On my way home this afternoon I ran into a friend. I’d already heard from someone else that he wasn’t currently sober, but I always like to give people the chance to disclose their lives themselves. I didn’t have to wait long. I barely had the “how are you” out of my mouth when he told me what was going on.
Of course I was curious as to what happened, but it’s a bit of a delicate situation to ask so again I just waited for him to offer. He said something that a lot of people have said when they’ve started using drugs or alcohol again after a period of sobriety. He told me he was doing everything he was supposed to be doing, but it didn’t work. The depression he was feeling got to be too much and he decided to “fix it”.
The way he phrased it (and the way it’s usually phrased) made it seem like the fact that he got depressed even though he was doing all the work he was supposed to be doing meant that what he was doing didn’t work. I can only speak for myself here – and anyone that has a different point of view is welcome to disagree in the comments section – but my experience is that the work I do to stay sober does not, and isn’t intended to, keep me from getting depressed. It’s designed to keep me sober.
The way it works for me is that the basic philosophy of the method I use for staying sober is: Trust God (however you understand God), clean house and help others (from here on – TGCLHO). It’s simple. That philosophy doesn’t keep me sober by keeping me happy or by keeping my life trouble-free. No one is always happy and no one has a trouble-free life.
What it does is gives me a template for how I should deal with my life on a daily basis. If my life is going great, TGCHHO. If life sucks, TGCHHO. If I’m happy, sad, hungry, angry, lonely, tired – TGCHHO. My drug problem wasn’t caused by the circumstances of my life. It was caused by my complete inability to figure out how to deal with the circumstances and the emotions that came along with those circumstances. Whenever something good or bad happened, I thought I had to figure out what that meant in the grand scheme of my life and how it should change how I was behaving from one day to the next. And if I couldn’t figure it out, than I panicked. But that probably wasn’t even the worst part.
The worst part was that if I figured out how to handle something – if something I did made me feel better once – than I just decided that was what would work every time. So when doing ecstasy for the first time made me happier than I’d been in months, I decided that ecstasy was the answer. Until it wasn’t. And on and on it went.
But now, instead of me figuring it out I have a template – TGCHHO. Now the helping others part is fairly self-explanatory. But what does it mean to trust God and clean house?
Again, this is only my understanding and it’s probably completely flawed. But it’s my blog so I’m going to tell you anyway. For me, trusting God (and I’ve said many times before that God refers to MY conception of the spirit of the universe and not necessarily to any conception that is espoused by others) means realizing that no matter what is happening in my life – good or bad – there is a lesson in it. It might not be a lesson I like. It might not even be one I understand right now. But I just trust that there’s something to be learned there. And since there is a lesson, my job is to just walk through the experience and hopefully learn something rather than trying to short circuit it and avoid whatever might be painful or uncomfortable. It’s not always fun, but if I’m in on this “trust God” thing, then I’m in regardless of the circumstances. And as I wrote the other day, the one thing my God and I are clear on is that the lesson is NEVER “use drugs”.

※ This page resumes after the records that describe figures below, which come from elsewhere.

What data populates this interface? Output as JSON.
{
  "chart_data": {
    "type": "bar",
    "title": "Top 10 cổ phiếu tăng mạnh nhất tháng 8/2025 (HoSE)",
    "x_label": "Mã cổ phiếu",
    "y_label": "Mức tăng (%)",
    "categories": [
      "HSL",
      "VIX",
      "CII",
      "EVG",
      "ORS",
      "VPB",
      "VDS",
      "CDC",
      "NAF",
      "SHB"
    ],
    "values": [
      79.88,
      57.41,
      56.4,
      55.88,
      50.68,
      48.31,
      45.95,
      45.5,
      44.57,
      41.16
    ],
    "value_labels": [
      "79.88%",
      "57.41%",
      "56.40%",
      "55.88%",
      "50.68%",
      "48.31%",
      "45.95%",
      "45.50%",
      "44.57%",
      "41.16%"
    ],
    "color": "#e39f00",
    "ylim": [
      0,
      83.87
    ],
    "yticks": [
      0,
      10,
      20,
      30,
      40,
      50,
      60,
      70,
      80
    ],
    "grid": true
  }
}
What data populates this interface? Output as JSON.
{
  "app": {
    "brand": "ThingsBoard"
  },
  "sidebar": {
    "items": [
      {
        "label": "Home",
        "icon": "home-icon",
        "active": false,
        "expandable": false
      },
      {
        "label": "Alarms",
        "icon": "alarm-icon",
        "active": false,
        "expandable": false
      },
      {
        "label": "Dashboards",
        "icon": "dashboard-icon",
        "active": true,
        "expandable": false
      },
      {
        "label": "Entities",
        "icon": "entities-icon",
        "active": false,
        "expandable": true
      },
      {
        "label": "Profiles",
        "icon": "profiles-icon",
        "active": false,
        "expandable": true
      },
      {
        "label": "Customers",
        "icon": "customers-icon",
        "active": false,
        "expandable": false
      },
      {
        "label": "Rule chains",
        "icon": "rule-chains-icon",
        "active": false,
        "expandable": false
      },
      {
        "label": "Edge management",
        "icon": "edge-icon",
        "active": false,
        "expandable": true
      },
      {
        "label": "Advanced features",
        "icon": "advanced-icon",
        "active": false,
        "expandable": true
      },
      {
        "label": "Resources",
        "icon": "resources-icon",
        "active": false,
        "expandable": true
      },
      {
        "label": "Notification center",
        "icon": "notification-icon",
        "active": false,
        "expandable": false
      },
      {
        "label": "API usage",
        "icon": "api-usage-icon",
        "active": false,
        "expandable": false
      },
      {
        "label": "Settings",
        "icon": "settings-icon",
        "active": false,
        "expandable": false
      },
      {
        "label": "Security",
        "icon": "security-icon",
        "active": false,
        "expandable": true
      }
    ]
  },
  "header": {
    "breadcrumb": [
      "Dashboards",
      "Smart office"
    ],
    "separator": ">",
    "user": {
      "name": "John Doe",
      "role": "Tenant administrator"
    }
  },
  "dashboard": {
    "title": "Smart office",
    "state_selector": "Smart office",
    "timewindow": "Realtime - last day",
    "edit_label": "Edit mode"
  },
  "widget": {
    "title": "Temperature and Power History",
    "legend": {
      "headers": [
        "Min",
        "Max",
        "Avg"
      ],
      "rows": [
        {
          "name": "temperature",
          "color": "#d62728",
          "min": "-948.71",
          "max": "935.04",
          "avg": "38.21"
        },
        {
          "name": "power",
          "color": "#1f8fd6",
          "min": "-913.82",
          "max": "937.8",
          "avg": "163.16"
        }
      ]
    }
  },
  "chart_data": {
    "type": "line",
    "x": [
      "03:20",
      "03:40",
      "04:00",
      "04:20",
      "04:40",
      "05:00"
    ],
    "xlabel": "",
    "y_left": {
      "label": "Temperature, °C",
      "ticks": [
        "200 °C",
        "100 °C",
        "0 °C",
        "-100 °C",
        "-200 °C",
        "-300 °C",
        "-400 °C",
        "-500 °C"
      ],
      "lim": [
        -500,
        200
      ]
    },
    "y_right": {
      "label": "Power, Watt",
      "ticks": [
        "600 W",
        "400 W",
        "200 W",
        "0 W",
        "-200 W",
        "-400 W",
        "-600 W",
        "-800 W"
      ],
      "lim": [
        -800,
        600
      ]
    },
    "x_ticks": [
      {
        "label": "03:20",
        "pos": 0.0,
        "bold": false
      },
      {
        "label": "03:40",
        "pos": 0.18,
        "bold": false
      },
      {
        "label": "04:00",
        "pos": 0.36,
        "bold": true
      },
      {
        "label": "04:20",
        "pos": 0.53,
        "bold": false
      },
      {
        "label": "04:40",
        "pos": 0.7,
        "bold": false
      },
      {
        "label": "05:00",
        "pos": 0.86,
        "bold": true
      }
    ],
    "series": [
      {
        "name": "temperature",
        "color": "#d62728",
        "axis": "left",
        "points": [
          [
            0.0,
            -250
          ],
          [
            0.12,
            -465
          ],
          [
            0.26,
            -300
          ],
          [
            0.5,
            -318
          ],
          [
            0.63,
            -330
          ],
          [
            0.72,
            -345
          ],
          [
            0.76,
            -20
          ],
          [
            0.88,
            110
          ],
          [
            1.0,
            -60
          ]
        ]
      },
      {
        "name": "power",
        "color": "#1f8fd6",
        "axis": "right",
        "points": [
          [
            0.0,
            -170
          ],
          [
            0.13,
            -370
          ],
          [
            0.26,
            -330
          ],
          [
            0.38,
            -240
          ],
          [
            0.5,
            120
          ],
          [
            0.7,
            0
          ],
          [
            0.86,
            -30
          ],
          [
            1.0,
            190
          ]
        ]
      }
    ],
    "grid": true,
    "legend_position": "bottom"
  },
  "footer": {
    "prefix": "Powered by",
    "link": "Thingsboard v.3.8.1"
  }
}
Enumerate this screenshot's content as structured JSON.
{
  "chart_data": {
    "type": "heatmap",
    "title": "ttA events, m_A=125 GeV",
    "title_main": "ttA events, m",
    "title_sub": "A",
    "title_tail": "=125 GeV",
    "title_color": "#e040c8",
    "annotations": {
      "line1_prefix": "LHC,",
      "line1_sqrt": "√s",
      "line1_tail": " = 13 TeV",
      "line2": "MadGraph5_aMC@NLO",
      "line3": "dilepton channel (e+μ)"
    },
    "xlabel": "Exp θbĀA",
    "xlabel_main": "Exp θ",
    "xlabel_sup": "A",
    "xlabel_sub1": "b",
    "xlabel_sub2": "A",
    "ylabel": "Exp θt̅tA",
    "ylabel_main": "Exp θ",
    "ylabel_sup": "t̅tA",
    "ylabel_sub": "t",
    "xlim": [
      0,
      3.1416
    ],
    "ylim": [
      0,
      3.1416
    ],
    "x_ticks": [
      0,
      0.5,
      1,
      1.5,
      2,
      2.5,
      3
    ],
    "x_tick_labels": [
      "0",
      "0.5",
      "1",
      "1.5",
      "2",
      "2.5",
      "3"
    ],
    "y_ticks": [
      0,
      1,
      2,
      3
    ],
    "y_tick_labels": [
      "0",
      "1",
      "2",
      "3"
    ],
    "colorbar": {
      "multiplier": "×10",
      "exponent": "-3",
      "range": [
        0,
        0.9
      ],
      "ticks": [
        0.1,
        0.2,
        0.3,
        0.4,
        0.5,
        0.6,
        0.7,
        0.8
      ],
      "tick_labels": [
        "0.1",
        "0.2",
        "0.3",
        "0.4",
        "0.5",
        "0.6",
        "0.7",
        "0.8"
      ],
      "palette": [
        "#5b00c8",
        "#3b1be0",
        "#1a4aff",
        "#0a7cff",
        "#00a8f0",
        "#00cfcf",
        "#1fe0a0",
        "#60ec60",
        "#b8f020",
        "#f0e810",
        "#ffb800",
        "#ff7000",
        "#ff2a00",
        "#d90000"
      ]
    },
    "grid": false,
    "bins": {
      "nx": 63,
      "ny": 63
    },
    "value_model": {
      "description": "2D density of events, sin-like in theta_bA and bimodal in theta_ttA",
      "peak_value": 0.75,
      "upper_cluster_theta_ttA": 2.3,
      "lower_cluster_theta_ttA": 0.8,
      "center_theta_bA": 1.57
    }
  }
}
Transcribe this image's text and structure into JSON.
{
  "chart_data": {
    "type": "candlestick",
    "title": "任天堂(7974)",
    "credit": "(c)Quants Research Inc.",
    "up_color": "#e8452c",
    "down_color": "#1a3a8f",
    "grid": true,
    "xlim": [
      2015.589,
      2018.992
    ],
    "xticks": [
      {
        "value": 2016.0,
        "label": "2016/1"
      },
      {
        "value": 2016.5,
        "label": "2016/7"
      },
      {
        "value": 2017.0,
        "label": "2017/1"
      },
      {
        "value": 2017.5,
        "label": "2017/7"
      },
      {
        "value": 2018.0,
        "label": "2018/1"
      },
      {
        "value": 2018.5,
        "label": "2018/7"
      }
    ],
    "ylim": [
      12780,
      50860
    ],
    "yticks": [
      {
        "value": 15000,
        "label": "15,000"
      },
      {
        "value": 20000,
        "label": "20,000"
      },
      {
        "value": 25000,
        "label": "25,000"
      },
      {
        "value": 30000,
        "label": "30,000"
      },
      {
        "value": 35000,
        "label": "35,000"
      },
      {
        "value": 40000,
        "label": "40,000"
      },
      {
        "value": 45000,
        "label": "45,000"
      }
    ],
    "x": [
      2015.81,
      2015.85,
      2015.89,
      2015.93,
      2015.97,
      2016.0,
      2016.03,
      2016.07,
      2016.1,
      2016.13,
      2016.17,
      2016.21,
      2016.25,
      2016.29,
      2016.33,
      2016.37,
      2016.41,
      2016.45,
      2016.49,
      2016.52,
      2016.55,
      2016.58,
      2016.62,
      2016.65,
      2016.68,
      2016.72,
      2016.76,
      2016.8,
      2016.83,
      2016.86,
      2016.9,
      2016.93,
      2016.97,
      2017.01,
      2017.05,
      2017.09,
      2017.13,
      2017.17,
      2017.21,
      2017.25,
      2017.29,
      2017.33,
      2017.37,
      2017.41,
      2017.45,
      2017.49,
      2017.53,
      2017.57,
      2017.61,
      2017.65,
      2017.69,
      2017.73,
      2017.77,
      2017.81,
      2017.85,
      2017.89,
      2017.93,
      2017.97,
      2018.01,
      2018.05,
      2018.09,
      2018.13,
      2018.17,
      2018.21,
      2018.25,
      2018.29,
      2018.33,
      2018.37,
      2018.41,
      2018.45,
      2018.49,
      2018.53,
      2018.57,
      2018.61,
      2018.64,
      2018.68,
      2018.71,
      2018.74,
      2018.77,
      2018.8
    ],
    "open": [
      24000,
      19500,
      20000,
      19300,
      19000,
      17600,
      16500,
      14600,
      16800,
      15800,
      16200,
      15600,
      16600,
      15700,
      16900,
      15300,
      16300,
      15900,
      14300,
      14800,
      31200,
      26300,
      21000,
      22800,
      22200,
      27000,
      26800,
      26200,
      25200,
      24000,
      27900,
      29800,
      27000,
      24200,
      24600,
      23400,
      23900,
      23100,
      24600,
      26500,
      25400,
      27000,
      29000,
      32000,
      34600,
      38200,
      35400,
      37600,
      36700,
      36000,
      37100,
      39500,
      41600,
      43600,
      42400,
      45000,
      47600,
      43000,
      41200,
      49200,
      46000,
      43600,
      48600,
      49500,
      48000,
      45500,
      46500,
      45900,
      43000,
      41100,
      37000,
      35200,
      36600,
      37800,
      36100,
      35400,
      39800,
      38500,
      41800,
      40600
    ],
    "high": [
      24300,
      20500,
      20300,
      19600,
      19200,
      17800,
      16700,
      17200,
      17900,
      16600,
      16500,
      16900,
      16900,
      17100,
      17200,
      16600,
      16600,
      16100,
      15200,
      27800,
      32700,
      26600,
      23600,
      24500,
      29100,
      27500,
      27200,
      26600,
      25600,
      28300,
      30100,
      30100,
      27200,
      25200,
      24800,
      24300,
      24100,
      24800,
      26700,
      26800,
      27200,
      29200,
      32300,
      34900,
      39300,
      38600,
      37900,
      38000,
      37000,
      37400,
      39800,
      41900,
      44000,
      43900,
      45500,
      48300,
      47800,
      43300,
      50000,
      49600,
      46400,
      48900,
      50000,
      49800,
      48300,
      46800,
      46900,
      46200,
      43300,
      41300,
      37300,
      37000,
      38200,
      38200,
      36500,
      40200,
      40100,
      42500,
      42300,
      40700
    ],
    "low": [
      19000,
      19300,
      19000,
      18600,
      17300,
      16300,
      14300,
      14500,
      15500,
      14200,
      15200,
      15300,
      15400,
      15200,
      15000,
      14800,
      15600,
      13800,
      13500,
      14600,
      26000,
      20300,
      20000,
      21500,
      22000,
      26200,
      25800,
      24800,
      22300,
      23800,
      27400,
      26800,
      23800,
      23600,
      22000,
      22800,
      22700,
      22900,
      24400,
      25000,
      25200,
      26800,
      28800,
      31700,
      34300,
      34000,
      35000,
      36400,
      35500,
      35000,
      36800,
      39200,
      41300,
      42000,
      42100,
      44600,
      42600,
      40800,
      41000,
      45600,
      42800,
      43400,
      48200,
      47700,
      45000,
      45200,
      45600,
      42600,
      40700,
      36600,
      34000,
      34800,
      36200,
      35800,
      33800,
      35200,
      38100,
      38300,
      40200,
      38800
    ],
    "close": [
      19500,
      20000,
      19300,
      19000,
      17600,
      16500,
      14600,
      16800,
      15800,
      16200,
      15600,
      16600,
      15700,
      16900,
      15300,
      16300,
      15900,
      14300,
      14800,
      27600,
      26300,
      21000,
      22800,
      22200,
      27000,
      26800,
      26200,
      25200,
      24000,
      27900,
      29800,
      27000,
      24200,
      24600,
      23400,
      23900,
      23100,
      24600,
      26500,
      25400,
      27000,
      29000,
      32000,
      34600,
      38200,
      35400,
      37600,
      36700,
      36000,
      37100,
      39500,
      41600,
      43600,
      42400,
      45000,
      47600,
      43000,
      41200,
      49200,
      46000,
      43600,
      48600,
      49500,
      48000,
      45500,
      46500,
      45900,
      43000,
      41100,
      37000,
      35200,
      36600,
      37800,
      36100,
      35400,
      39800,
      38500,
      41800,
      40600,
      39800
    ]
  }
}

What about cleaning house? Well, I have to admit I’m still not real great at that one. It’s all still a bit fuzzy for me, but I think I’m supposed to identify the things inside me that keep me from trusting God and helping others and get rid of them. Things like selfishness, envy, judgment and the like. One of my favorites is wrath. Apparently I like to mete out punishment to all the wrongdoers in the world. I would say I’m being helpful, but really I’m just trying to tell the universe how to do its job. And if I’m doing God’s job, I’m certainly not trusting God. So, once I figure out (with a little help) what all those things are, I get to work on getting rid of them. I’m not going to go into the details of that here, but there’s a process.
So what’s my point? Well, here’s the thing. If I keep doing those things every day, regardless of whether the day is great or it sucks, I don’t really have to concern myself with the greatness or the suckiness. Tomorrow’s going to be different. Maybe not bizarro world different, but different enough to make it interesting. Maybe I’ll still be depressed tomorrow, but if I haven’t gotten high then at least I still have the chance to ask someone for help with that. And by trusting God, I may discover that asking for help is exactly the lesson I was supposed to learn.